Live art at the Dublin Fringe Festival bonds audiences in an oddly reassuring way, writes Peter Crawley
Any art form that requires the presence of an audience has a heartening and sometimes beautiful communal potential. Working the live art beat last week, for instance, I found it enormously reassuring that two souls, previously unknown to each other, might make eye contact across the floor of a six-hour performance installation, an apartment-based multimedia dance piece or an electronic interpretation of an Homeric epic, and silently, but palpably, reach an urgent understanding: "I'll create a distraction. You run for the exit."
In truth, it wasn't always like this, but just as the Fringe treats the term live art as a disorientatingly catch-all rubric - the equivalent of a performance category marked "other" - so the standards of the programme varied wildly. The week began encouragingly with Nothing Happens: an Evening of Disappearing Acts, in which an audience was led to a pokey apartment in Temple Bar to witness a performance by San Franciscan dance duo Sheldon B. Smyth and Lisa Wymore.
Illuminated and enveloped by video projections, Smyth and Wymore created a Beckettian universe of absent domestic pets and existential acrobatic routines - a sort of Waiting for Dogot, if you will - where their winning synthesis between agitated physical performance and kitschy apparitions unleashed the ghost from the machine. Why Wymore's body should twirl under a dot-matrix blanket, or Smyth should impart an absurd list of clerical, safety and relaxation tips is never clear - the scattered narrative eschews any organising principle - and consequently my audience couldn't play play ball during a suddenly announced Q&A sequence. Wymore and Smyth had galloped away and we were still trying to catch up.
The morass of domestic and musical signifiers in Jennifer Walshe's The Observation of Hibernalian Laws made it harder still to keep pace. A six-hour installation from which the audience are free to depart at any time (now you tell me), Walshe's performance had one concept - that sound has substance, which can be wrung from a violin or scraped from a trumpet, then whisked in a bowl like cake mixture.
Apropos of whatever, the artist would make clicking, hyperventilating noises into several plastic containers, or the hollows of her instruments - obviously signifying all that that obviously signifies.
Just five minutes of such daring experimentation felt like an eternity, the observation of Hibernian audience members revealing flickers of amusement, an upsurge of ill-will, sudden pangs of sympathy and a final lunge for the exit.
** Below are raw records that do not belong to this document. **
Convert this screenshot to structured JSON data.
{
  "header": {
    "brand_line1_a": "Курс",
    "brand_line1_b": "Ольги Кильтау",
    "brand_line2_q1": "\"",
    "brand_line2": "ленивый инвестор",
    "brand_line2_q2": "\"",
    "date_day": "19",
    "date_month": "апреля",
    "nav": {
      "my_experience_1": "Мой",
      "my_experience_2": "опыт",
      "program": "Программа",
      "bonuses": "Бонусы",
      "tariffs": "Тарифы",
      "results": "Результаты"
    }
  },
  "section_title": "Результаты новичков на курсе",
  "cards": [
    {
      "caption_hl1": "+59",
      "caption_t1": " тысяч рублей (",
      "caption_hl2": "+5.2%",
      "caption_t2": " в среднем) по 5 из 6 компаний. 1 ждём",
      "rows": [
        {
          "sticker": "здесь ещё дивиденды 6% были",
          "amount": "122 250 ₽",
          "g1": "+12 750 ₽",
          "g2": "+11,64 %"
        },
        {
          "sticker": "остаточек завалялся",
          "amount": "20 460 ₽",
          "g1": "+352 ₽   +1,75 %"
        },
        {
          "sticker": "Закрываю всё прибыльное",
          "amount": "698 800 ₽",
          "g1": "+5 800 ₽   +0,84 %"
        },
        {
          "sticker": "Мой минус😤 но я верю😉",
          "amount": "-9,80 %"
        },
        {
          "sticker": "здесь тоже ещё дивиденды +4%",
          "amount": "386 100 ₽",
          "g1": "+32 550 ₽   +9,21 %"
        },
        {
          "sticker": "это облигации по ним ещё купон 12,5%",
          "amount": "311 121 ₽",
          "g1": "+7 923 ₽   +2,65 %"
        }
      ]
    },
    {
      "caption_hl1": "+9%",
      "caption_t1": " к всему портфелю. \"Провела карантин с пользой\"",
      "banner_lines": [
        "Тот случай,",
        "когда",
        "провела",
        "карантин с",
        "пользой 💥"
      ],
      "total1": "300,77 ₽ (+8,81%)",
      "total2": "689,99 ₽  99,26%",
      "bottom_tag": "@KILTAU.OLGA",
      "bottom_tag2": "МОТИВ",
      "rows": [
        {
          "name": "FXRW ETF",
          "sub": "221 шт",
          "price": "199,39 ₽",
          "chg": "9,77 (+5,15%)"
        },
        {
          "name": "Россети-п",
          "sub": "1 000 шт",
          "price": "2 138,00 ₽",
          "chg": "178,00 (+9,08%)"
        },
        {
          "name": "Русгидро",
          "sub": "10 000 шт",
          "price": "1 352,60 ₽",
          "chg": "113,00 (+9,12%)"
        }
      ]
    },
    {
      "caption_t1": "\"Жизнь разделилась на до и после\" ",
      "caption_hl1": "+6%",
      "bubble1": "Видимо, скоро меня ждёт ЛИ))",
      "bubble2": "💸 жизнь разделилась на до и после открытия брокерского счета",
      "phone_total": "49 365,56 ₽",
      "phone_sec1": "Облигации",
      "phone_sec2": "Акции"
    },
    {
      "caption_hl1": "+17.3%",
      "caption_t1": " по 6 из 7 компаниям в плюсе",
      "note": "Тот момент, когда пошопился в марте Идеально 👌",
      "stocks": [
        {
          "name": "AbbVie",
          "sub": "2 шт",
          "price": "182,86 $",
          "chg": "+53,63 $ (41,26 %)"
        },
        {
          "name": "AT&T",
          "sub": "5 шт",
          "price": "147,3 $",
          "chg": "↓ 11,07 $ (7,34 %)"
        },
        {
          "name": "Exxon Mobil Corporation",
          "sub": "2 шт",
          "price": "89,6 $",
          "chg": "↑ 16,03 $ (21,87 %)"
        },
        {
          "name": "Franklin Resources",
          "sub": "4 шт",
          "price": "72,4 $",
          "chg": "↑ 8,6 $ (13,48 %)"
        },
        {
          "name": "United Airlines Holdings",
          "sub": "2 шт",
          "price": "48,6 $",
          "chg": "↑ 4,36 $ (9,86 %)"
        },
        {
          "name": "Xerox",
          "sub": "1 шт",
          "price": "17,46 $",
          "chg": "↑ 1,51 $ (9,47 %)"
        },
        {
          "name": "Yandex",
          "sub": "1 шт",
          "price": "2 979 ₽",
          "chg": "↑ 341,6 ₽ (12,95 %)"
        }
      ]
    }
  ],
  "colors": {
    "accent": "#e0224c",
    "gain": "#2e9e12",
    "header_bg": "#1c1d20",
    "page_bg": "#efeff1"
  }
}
That spectators can turn so easily into stoney, unimpressed walls of resentment was a lesson also learned by Operation Seasaw, their Music Odyssey an ambitious but confused attempt to translate the Greek epic into listless electronica and melting mosaics of DVD projections. In the show's gentler moments, characters flung fist-fulls of change at the audience or yanked them from their seats abusively. An affront, perhaps, but nothing compared to what they did to Homer.
Although it really qualifies as "here's-one-we-made-earlier" art, Florian Thalhofer's charmingly interactive installation Love Story Project is mercifully unhindered by pretension. Matching its technical complexity (which has inevitably led to breakdowns) with thematic simplicity, it allows you to jump with a mouse-click through video snippets of young people from around the world ruminating on love.
Speaking with that level of intimacy, honesty and candour that this media-saturated generation reserves only for the camera lens, Thalhofer's illuminating interviews are connected with the accidental structure of the hypertext.
Much of the live art programme may distance and alienate the viewer, but Thalhofer's emotional internet persuasively suggests that - whether performers or audience - we are somehow all linked.